Pieter Hugo: 1994

Portrait #16, South Africa, 2016 by Pieter Hugo

In his series titled 1994, South African photographer, Pieter Hugo, explores what he
calls the ‘corrosive effects of history’. Looking back to when he was eighteen, Hugo remembers 1994 as both a pivotal and harrowing year – South Africa’s first democratic election in which Nelson Mandela was elected and the Rwandan genocide of the Tutsi community. Travelling to Rwanda in 2014, exactly two decades after the genocide in which nearly one million people were killed, Hugo was confronted with a landscape on which its devastating history had left its mark. Hugo states that, ‘unlike Germany where genocide was industrialised and out of sight, in Rwanda it was all over the landscape – every banana plantation, every church was a site of massacres.’

The subjects in these portraits, taken in villages in both Rwanda and South Africa, are children up to the age of sixteen, born after the events of 1994. For Hugo, this generation appeared to be unburdened by the past. The portraits present a multitude of contrasts and conflicts and are, typically to Hugo, unresolved images. Many of the children in the portraits are photographed wearing Sunday best or decorative dresses which provide contrast against the rich and gritty earth. Against a landscape that has been witness to such horror, the children seem to offer hope and look towards the promise of the future. Saturated in memories of a devastated community, the African landscape acts as a backdrop for the portraits and seems exude resilience. The portraits are powerful symbols of the ability to heal and regenerate.

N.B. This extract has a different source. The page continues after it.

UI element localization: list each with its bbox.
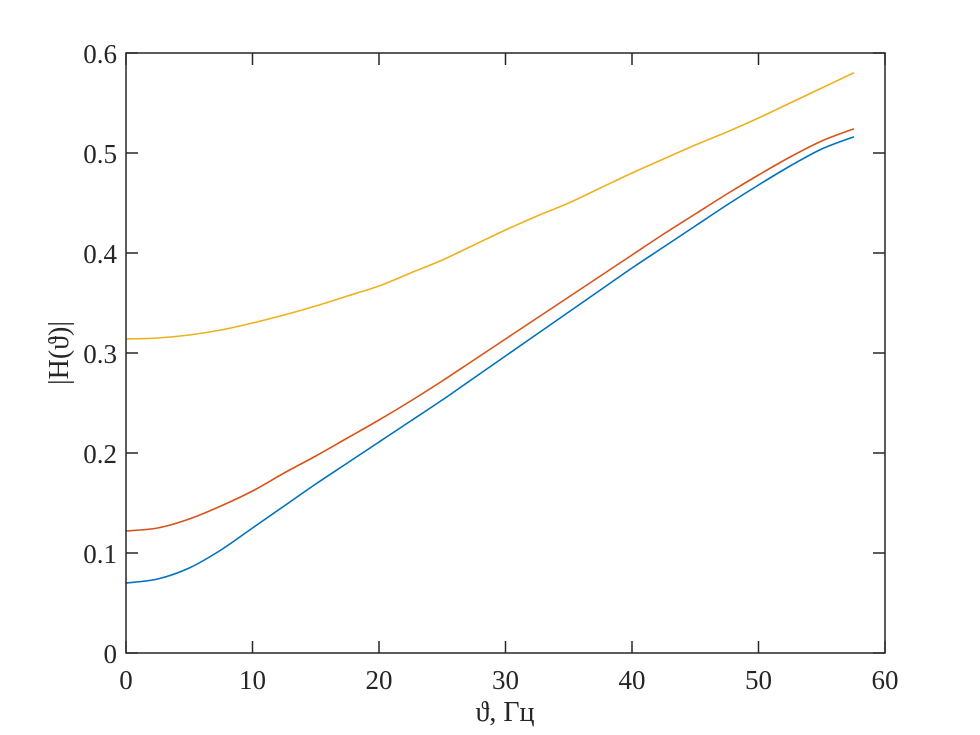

Portrait #12, Rwanda, 2015 by Pieter Hugo

Hugo argues, ‘theres a thin line between nature being seen as idyllic and as a place where terrible things happen – permeated by genocide, a constantly contested space’. The conflicting themes of hope and devastation run throughout the artist’s series of portraits of 1994. Focusing to reflect on a year of, as Hugo puts it ‘big meta-narrative shifts’ the series of photographs draw up memories of the hopeful change in South Africa’s political scene along with those of the genocide which coincided in Rwanda the same year.